Tameka Amado, 30, consultora em Boston, não via a série com simpatia quando esta foi ao ar pela primeira vez, por conta de algumas dessas críticas. Ela disse que preferiu não assistir ao programa porque achava que não teria coisa alguma a dizer a ela, uma mulher negra em idade universitária. “Sempre ouvi que, tipo, Lena Dunham era a queridinha da mídia, toda problemática”, ela disse.
Mas quando viu no TikTok um vídeo da série em que Shoshanna, interpretada por Zosia Mamet, detona os egos das amigas em uma casa de praia, ela decidiu assistir pela primeira vez. Ficou frustrada com a escassez de personagens negras na série, mas achou que o programa capturava muito bem as mulheres brancas privilegiadas. “Embora eu tenha terminado odiando todo mundo, eu as odiava porque a escrita é muito boa”, ela disse.
Dunham está ciente do renascimento de “Girls”. Falando por telefone de Berlim, ela disse que se sentia lisonjeada e um pouco perplexa com o interesse renovado dos telespectadores, que ela descobriu por meio de mensagens de texto de amigos. Dunham disse que esperava que os novos espectadores apreciassem a série, ainda que algumas das piadas talvez não funcionem em 2023.
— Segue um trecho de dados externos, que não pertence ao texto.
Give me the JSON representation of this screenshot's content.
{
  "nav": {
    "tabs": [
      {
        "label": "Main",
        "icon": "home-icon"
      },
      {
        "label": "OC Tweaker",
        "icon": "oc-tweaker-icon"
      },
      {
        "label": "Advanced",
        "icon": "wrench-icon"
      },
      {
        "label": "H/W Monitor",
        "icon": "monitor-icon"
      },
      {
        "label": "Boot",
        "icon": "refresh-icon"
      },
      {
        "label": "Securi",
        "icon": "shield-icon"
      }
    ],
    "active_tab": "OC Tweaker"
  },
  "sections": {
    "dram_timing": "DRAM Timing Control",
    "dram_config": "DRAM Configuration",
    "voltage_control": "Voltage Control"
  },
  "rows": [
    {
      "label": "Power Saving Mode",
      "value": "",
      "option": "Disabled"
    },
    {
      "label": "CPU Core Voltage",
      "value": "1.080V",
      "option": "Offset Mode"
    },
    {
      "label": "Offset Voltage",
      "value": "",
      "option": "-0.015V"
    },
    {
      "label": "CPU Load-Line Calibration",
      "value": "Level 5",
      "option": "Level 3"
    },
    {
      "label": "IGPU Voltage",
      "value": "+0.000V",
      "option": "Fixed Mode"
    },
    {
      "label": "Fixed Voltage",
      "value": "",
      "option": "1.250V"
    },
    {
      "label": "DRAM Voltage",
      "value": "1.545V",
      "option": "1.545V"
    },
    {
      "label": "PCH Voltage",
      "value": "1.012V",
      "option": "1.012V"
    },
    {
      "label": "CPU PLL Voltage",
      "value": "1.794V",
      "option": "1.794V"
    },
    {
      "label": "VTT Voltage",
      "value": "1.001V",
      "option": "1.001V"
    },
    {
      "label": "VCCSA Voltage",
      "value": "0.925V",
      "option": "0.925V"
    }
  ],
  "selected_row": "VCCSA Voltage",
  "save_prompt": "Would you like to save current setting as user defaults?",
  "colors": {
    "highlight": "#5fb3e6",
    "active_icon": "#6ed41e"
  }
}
“O meu desejo é que eles talvez possam vê-la com alguma distância de pelo menos parte da bagagem que a acompanhava naquele momento”, ela disse.
Dunham mesma sente uma nova distância entre sua pessoa e aquele material. Ela assistiu recentemente a um vídeo editado para o TikTok, enviada por uma amiga, que mostrava um momento amoroso entre Marnie (Allison Williams) e o parceiro Charlie (Christopher Abbott), ao som de uma canção de Phoebe Bridgers.
“Fiquei bem comovida, na verdade”, disse Dunham. “Quase me esqueci que tinha alguma coisa a ver com aquilo.”